Chinese equities are “downright cheap”

In February, Chinese stock indexes traded at multi-year highs, while many leading Chinese equities reached all-time highs. However, a $1.4 trillion share market rout in March saw both China A-shares and Chinese stocks listed in the U.S. trade down around 17% on average.

Now investors are asking, is it time to buy Chinese equities?

According to Matthews Asia Portfolio Strategist, Jeremy Murden, the sell-off has created a big opportunity for investors to grab a bargain.

“Some of the larger internet tech companies took the brunt of that selling and those companies tend to trade in the U.S. and Hong Kong so smaller cap and A-shares did outperform a bit on the downside. But what this has really done is reset Chinese valuations from being frankly a bit rich to fair versus its own history, and downright cheap relative to global alternatives,” he said during a podcast interview.
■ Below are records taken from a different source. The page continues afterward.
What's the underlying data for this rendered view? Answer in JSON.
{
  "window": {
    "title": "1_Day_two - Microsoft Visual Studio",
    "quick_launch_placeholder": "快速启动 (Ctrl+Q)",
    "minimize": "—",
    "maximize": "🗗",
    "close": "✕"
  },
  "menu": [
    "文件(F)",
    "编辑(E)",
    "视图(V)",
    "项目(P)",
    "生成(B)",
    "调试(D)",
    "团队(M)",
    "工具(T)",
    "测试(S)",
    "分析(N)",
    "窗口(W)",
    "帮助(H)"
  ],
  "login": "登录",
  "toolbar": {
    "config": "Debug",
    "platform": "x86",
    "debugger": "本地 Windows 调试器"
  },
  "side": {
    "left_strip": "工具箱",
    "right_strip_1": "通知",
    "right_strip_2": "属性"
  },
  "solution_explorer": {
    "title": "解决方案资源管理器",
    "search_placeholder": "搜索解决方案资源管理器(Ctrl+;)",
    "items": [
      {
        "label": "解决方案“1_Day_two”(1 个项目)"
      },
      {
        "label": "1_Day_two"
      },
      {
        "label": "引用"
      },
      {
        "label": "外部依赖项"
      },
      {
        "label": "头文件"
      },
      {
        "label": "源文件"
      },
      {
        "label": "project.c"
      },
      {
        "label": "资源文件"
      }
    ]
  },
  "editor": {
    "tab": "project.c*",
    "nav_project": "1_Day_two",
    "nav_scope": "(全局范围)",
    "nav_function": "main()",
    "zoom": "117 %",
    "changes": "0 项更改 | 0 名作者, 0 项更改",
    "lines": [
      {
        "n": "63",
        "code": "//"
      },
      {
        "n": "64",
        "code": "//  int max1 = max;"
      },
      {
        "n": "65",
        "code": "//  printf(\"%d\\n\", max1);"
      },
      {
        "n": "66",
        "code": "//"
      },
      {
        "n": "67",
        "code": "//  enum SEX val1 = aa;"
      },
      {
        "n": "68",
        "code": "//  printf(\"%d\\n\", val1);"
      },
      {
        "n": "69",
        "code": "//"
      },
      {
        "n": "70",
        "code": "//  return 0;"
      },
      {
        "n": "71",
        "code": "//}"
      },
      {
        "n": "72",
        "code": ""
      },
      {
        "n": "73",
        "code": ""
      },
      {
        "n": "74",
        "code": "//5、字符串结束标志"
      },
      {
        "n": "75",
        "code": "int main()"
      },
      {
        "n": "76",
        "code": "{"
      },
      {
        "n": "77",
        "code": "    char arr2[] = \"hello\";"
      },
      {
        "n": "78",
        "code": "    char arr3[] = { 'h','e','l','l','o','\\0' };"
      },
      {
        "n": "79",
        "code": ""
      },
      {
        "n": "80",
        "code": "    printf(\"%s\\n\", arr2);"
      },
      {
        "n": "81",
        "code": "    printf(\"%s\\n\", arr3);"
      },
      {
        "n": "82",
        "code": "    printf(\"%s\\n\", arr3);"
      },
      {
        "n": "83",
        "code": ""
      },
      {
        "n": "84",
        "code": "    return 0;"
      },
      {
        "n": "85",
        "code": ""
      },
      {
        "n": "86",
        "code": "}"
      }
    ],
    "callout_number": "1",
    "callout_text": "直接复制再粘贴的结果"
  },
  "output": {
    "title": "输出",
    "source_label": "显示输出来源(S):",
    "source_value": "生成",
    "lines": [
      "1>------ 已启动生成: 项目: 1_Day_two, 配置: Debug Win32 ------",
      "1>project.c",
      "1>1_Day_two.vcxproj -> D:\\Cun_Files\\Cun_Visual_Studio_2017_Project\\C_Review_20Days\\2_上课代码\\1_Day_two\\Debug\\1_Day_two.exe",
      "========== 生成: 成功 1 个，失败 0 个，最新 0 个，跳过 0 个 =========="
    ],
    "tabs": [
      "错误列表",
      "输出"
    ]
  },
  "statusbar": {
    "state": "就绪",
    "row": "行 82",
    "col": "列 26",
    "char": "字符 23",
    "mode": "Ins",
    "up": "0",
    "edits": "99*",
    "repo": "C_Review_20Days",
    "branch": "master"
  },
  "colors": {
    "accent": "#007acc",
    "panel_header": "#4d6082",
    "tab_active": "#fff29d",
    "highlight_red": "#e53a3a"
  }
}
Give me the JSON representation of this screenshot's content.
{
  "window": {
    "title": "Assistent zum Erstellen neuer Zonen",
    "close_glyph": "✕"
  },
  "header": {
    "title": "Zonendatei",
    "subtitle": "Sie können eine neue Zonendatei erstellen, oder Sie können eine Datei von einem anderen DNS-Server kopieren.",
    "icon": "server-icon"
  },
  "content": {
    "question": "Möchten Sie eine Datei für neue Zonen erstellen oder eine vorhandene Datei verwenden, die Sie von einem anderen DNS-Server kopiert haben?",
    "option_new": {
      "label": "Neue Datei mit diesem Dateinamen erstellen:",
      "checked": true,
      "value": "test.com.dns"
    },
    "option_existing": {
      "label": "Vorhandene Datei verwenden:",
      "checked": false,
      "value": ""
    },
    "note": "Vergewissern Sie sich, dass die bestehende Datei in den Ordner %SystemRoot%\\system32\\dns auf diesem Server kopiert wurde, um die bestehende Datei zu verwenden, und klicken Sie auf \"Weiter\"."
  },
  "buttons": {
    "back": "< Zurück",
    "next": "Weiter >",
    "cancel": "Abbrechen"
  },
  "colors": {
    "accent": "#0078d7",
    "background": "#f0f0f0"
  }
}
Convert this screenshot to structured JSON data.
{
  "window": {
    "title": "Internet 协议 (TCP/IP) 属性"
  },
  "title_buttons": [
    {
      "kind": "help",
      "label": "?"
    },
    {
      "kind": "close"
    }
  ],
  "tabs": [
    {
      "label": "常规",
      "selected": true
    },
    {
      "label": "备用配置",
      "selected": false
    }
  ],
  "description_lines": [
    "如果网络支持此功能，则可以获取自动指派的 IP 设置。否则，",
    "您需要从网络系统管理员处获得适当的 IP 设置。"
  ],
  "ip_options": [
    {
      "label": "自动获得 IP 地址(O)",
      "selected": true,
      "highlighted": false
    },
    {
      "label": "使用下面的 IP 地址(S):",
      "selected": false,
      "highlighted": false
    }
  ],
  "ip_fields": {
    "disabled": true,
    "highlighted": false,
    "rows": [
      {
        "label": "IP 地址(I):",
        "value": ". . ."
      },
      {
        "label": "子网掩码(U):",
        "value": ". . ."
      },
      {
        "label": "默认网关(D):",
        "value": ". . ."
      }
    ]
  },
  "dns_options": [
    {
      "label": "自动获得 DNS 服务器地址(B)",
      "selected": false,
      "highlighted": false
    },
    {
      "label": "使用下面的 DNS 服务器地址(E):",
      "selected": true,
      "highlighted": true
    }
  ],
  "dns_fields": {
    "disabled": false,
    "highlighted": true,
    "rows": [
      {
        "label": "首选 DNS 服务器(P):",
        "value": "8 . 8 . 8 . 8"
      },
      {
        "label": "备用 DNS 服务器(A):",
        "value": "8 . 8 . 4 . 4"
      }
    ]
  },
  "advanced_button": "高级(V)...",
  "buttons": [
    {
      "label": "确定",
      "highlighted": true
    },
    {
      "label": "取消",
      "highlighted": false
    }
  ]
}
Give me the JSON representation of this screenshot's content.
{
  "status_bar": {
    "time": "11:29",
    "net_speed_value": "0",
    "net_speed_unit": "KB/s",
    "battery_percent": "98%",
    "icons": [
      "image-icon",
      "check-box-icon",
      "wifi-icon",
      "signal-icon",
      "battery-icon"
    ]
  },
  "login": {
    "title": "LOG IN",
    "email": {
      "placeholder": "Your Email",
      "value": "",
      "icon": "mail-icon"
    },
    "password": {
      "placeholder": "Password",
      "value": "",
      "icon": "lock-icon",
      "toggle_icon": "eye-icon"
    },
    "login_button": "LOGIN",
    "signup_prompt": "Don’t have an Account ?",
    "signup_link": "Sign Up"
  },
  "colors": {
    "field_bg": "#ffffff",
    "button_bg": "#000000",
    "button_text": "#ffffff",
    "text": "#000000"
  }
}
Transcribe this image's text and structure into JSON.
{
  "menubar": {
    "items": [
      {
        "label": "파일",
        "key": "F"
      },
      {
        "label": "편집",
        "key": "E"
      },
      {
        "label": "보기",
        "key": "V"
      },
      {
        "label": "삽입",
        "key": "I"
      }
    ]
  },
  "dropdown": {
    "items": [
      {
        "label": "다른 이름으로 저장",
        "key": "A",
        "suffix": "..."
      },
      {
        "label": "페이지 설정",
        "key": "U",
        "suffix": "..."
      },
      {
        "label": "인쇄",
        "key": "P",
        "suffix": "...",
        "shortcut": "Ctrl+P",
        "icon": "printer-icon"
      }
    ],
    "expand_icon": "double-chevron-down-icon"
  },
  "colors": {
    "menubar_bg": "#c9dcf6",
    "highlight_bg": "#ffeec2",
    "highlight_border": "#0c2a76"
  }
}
“The sell-off is driven by sentiment not fundamentals. While the market was down 17%, earnings expectations remain relatively unchanged and with that China is now trading at around 14.5x 2021 earnings. That’s slightly below where we were three years ago when the U.S. – China trade war began (then 14.9x).

“That doesn’t take into account the shift in sectoral composition to more tech and asset light industries that tend to command higher natural multiples.”

Chinese equities
Jeremy Murden of Matthews Asia

Chinese equities better value than U.S.

Jeremy Murden, who’s based in Matthews Asia’s San Fransisco office, says Chinese equity valuations are most stark when compared to the valuations of U.S. companies.

This is despite the Chinese economy’s strong recovery from the COVID-19 pandemic.

“Looking to global comparisons, China now trades at a 35% discount to U.S stocks, despite better growth prospects. Earnings expectations today support the valuations of china,” he said.

“China has a better growth profile (compared to the U.S.) and that holds true from both a macroeconomic perspective as well as an earnings growth perspective.

“I’m looking out at 2021 earnings… Every region’s earnings has some kind of V-shape. The real question is how deep is the V and where do you land on the other side. Also how sustainable is that growth, are you really looking at great 2021 numbers on weak year-over-year comparisons?

“Over the two-year period looking at 2020 and 2021, China is expected to grow their earnings 12.5% per year, the U.S. is going to be up roughly 4.5% per year… Even looking beyond 2021, China is still one of the few places where multiples are still below their earnings growth rates.”